Astellas’s and Pfizer’s cancer drug gets new product label data

Astellas Pharma and Pfizer have announced the FDA approved a supplemental New Drug Application (sNDA) to update the U.S. product labeling for Xtandi (enzalutamide) capsules to include new clinical data versus bicalutamide from the Terrain study.

The data demonstrate improvement in radiographic progression-free survival (rPFS) in patients with metastatic castration-resistant prostate cancer (CRPC) who were treated with enzalutamide compared to patients who were treated with bicalutamide, said companies.

The Terrain study evaluated men with metastatic CRPC and the results from this study were published in the Lancet Oncology.
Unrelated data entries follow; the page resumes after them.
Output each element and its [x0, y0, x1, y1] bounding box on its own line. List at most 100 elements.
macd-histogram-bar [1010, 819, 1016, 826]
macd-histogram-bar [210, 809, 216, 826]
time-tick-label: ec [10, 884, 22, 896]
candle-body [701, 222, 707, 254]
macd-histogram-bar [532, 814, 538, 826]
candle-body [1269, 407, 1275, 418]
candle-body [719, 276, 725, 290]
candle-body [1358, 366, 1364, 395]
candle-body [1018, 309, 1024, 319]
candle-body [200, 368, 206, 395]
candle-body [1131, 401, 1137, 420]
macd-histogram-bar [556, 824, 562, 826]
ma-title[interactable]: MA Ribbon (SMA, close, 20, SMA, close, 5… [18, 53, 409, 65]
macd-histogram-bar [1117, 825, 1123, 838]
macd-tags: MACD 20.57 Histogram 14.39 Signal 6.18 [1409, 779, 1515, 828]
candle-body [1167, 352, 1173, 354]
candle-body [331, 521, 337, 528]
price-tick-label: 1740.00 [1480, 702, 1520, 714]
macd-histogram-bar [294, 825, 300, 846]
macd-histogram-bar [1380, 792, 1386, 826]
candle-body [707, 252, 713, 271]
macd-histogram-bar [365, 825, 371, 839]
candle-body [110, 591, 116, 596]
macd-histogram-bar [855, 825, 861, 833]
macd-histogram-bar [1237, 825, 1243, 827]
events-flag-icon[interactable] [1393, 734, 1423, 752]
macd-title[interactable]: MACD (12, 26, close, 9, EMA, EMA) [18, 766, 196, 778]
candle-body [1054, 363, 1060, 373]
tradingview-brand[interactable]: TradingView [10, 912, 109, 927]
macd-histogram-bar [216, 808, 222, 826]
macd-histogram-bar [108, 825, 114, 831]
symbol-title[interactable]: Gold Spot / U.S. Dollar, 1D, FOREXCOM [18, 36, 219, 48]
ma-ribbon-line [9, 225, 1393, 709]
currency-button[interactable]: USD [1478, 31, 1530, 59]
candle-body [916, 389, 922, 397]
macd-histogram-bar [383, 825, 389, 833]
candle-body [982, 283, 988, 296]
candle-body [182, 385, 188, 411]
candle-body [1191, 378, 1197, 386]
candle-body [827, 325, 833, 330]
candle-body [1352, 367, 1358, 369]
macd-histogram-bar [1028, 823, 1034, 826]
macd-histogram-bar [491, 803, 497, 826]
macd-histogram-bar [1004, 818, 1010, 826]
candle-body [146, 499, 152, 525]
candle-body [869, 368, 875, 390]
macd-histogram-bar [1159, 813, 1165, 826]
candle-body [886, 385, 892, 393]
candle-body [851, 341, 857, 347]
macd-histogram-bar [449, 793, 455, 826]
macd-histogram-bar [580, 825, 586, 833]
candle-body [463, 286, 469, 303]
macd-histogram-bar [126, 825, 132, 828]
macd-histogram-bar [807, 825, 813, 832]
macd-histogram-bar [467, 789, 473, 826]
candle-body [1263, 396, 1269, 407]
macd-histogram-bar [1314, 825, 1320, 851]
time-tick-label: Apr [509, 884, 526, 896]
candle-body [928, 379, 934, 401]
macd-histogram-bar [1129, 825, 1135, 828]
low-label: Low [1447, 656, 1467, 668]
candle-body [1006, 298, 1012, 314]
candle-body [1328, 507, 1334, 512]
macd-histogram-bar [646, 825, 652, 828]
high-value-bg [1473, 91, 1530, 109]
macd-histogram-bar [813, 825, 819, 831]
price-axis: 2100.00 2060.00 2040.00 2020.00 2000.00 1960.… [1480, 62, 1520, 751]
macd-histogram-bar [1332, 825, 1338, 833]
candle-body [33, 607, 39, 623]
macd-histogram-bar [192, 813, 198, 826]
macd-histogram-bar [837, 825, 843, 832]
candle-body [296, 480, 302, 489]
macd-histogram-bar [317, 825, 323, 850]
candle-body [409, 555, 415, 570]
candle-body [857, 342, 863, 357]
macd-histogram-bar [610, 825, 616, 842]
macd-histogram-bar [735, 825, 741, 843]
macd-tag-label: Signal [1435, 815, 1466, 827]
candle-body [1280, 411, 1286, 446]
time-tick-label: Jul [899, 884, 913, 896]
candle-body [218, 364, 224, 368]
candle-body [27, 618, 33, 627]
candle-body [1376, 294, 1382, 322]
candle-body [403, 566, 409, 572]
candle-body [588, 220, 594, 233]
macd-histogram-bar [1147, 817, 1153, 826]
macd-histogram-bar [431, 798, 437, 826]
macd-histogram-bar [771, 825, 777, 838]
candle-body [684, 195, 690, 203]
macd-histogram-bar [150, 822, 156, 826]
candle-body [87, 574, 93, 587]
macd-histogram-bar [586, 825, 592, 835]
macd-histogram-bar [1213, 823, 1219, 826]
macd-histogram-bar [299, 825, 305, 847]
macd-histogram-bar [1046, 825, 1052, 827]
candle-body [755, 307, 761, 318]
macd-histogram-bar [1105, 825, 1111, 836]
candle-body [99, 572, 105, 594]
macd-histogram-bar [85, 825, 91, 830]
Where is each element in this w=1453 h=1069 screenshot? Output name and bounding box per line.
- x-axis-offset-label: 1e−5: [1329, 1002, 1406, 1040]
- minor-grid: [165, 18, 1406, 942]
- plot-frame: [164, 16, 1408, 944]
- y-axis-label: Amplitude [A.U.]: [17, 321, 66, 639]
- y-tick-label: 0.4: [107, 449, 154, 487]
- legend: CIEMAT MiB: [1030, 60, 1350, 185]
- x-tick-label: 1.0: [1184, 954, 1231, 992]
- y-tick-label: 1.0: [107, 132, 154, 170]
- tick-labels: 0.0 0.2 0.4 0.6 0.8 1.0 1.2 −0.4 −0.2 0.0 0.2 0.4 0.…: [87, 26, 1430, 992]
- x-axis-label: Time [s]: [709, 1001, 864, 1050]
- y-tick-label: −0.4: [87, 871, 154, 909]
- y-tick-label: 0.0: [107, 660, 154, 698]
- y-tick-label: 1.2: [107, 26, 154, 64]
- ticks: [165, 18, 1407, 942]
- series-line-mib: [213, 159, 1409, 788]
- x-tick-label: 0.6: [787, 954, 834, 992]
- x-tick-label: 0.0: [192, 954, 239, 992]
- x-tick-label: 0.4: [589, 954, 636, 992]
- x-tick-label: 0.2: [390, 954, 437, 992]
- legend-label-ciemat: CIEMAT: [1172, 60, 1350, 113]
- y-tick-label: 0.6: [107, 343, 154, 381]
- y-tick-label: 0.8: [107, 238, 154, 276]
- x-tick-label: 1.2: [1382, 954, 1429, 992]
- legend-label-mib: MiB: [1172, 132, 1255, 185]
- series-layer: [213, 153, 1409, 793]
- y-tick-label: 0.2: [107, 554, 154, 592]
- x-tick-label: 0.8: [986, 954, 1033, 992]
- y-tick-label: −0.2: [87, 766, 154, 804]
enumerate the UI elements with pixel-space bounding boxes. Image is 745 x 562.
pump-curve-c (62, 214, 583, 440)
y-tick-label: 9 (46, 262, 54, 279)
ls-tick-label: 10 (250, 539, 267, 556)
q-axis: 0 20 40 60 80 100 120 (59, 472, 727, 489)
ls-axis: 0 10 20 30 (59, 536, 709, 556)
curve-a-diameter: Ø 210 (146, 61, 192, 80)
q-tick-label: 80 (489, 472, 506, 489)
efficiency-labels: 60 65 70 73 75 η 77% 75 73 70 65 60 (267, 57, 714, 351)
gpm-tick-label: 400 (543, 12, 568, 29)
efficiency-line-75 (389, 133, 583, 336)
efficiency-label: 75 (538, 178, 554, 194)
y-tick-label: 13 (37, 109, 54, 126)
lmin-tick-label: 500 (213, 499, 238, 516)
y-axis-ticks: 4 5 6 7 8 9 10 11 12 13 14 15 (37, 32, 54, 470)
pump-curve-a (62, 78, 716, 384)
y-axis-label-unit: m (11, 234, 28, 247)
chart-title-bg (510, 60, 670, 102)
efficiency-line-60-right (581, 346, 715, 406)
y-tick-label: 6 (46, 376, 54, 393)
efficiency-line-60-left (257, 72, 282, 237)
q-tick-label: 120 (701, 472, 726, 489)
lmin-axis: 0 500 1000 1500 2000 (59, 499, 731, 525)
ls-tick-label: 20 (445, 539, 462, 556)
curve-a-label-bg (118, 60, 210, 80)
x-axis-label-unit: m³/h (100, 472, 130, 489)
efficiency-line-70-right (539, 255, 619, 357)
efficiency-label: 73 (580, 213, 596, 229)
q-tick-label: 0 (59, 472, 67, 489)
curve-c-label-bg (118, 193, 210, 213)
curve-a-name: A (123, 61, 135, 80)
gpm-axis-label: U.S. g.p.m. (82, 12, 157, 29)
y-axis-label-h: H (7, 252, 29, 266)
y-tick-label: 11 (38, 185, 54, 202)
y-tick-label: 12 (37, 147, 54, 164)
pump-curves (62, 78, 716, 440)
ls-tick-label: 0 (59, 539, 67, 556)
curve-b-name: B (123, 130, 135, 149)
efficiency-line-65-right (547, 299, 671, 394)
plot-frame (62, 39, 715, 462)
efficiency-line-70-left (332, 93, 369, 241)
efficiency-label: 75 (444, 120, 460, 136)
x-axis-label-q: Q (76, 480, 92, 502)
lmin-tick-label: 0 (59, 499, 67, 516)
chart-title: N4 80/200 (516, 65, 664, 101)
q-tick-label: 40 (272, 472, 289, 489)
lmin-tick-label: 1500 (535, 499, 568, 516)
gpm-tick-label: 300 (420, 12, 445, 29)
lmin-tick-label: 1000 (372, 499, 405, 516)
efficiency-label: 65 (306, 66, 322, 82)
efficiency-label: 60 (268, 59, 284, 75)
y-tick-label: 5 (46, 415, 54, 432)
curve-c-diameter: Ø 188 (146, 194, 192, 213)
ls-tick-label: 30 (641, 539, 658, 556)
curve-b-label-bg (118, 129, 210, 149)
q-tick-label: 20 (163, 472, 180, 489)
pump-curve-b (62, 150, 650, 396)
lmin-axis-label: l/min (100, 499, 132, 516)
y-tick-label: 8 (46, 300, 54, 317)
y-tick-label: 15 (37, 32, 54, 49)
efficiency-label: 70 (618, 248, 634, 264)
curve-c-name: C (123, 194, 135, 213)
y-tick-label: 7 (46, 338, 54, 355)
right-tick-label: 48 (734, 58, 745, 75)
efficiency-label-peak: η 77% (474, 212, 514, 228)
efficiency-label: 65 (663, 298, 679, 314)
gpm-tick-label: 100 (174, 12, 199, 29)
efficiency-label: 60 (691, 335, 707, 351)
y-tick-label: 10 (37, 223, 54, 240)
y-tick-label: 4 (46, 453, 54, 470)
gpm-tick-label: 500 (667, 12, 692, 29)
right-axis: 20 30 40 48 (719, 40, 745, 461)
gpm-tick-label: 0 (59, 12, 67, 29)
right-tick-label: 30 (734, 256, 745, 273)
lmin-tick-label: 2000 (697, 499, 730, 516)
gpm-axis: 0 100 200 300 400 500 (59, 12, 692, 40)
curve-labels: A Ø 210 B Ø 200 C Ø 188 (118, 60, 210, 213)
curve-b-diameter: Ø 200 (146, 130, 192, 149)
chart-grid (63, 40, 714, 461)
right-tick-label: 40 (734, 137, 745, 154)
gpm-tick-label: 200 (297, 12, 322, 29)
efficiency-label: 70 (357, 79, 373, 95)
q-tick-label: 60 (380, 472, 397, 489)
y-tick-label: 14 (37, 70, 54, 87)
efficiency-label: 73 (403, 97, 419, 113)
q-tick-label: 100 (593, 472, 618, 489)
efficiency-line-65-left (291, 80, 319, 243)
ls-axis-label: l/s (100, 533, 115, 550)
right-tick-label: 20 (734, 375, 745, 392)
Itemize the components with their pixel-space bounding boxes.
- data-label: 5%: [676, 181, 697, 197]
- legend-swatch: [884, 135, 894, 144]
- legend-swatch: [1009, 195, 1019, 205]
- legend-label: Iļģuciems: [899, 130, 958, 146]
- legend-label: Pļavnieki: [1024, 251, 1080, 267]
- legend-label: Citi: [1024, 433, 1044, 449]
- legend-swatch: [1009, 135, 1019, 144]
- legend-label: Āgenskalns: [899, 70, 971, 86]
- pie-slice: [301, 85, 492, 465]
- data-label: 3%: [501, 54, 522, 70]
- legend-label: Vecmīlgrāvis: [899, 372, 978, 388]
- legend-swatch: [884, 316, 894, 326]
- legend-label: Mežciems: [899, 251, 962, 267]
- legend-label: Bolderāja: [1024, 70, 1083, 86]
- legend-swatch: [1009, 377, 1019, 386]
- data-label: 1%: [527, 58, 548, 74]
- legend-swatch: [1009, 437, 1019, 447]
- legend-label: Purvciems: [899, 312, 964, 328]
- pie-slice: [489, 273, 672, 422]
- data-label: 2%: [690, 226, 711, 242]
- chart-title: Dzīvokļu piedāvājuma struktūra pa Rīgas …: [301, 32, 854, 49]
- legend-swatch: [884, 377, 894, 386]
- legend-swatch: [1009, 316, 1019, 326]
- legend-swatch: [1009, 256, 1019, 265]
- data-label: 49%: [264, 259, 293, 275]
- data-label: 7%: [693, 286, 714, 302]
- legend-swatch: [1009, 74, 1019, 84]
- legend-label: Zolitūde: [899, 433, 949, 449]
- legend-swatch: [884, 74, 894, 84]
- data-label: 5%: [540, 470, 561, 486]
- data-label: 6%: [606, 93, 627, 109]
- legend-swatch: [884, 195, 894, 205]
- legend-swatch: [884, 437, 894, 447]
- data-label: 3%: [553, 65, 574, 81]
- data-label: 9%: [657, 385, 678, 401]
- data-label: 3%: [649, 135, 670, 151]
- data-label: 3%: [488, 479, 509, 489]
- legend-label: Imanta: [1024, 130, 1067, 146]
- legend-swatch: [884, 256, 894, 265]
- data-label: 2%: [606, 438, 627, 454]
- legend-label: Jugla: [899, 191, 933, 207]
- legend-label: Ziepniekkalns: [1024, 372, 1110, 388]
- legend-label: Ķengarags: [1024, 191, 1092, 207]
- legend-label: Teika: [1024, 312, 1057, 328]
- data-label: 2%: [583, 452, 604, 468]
The updated label includes data that enzalutamide reduces the risk of radiographic progression or death by 40% compared with bicalutamide, showing a median rPFS of 19.5 months for the enzalutamide group versus a median of 13.4 months for the bicalutamide group (hazard ratio = 0.60 [0.43, 0.83]; 95% confidence interval) based on an analysis recommended by the FDA. The safety profile of enzalutamide was consistent with results of earlier enzalutamide trials.

“The addition of data from the Terrain trial continues to build the body of evidence that demonstrates the clinical impact Xtandi can have for patients living with metastatic CRPC,” said Steven Benner, M.D., senior vice president, therapeutic area head for oncology development, Astellas. “Advances in scientific knowledge as seen through clinical trials like Terrain would not be possible without the participation of hundreds of patients, family members and clinical investigators, and we thank them for their valuable contributions.”, he added.

According to the American Cancer Society, each year approximately 181,000 new cases of prostate cancer will be diagnosed and an estimated 26,000 men will die of the disease in 2016. Up to 40 percent of men diagnosed with prostate cancer who undergo therapy develop metastatic, or advanced, prostate cancer. In the U.S., the five-year relative survival rate for prostate cancer patients with metastatic disease is 28 percent, compared with 100 percent for prostate cancer patients with non-metastatic disease, companies said in their announcement.

“We are pleased with the FDA’s decision to update the Xtandi label with these data from the first and largest comparative trial that demonstrated safety and efficacy of enzalutamide compared to bicalutamide,” said Mohammad Hirmand, M.D., interim chief medical officer at Medivation, Inc., which is now part of Pfizer. “We believe these data will help physicians better understand the differences between enzalutamide and bicalutamide for their patients living with metastatic CRPC.”, added Hirmand.

The Committee for Medicinal Products for Human Use (CHMP) of the European Medicines Agency (EMA) issued a positive opinion on April 1, 2016 recommending approval of a type II variation to include data from the TERRAIN trials in the European label for Xtandi.